I have a Lelit MaraX which I purchased recently from Bellbarista and a Baratza Sette 30 (with 270 adjustment assembly) from Coffeehit last year. Before that my first espresso machine was a Gaggia New Baby06 in Black which I've had since 2014 or so, served me well until the second lockdown where the workflow of making two milk based drinks every morning was just too annoyingly hard to do on the Gaggia. Hence the purchase of the MaraX after reading lots of stuff on this forum about it.

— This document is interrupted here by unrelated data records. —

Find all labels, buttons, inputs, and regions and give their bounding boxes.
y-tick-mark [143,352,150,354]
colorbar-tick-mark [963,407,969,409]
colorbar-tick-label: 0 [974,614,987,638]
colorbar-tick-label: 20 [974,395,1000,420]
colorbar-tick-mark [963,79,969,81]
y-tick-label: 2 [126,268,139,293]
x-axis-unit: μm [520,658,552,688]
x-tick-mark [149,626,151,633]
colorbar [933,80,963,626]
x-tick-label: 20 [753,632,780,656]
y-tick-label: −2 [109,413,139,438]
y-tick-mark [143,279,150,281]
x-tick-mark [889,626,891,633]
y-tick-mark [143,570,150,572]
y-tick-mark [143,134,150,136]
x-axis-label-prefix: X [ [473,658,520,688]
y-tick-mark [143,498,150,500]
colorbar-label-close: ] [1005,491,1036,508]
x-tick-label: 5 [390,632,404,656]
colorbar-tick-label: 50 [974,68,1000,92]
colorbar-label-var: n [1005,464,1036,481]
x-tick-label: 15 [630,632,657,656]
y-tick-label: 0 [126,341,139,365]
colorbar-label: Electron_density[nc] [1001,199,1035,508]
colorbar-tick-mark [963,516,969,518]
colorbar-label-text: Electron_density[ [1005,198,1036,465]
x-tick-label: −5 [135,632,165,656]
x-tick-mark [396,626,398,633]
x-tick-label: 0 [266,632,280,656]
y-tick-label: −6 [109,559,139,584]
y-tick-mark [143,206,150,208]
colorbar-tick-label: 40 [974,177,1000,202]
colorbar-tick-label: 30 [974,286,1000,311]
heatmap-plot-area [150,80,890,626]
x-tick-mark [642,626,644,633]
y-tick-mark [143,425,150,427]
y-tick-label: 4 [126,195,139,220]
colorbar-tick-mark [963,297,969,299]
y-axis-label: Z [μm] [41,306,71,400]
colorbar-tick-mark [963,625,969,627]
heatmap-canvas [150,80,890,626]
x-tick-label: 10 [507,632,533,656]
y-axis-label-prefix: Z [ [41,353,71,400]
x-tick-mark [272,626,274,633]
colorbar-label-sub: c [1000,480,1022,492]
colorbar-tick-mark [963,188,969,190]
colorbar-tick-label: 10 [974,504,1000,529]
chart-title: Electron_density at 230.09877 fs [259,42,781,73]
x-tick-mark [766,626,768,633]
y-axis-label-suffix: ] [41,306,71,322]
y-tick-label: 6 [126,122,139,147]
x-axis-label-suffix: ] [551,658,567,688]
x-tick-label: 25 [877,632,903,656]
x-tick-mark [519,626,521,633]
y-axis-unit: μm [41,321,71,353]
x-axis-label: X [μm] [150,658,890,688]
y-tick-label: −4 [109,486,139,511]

Edit: Whoops probably needs to be moved into Introductions 😬


----------



## DavecUK (Aug 6, 2013)

It's fine here....welcome to the forum, many happy years with your current setup, before ugraditis strikes again 😉


----------



## Hellsent (Mar 28, 2021)

Thanks for the welcome, your videos really helped settle my decision on the MaraX, I liked the look of the Crem machines, but the size of them and a few other points didn't convince me. Very happy with the decision of the MaraX.

Unfortunately it looks like a lot of people on here don't like the Baratza Sette, as it's my first grinder I've had no complaints (apart from the deafening noise), especially now I've added the metal 270 adjustment assembly which means I can dial in a bit better with certain beans.

But yes, my next upgrade would most likely be a new grinder. I don't like the look of the Niche, and was thinking of trying flat burrs, just to compare against the conical in the Baratza. Interesting to see what the new Mahlkonig offering is with the MKHOMEX54.


----------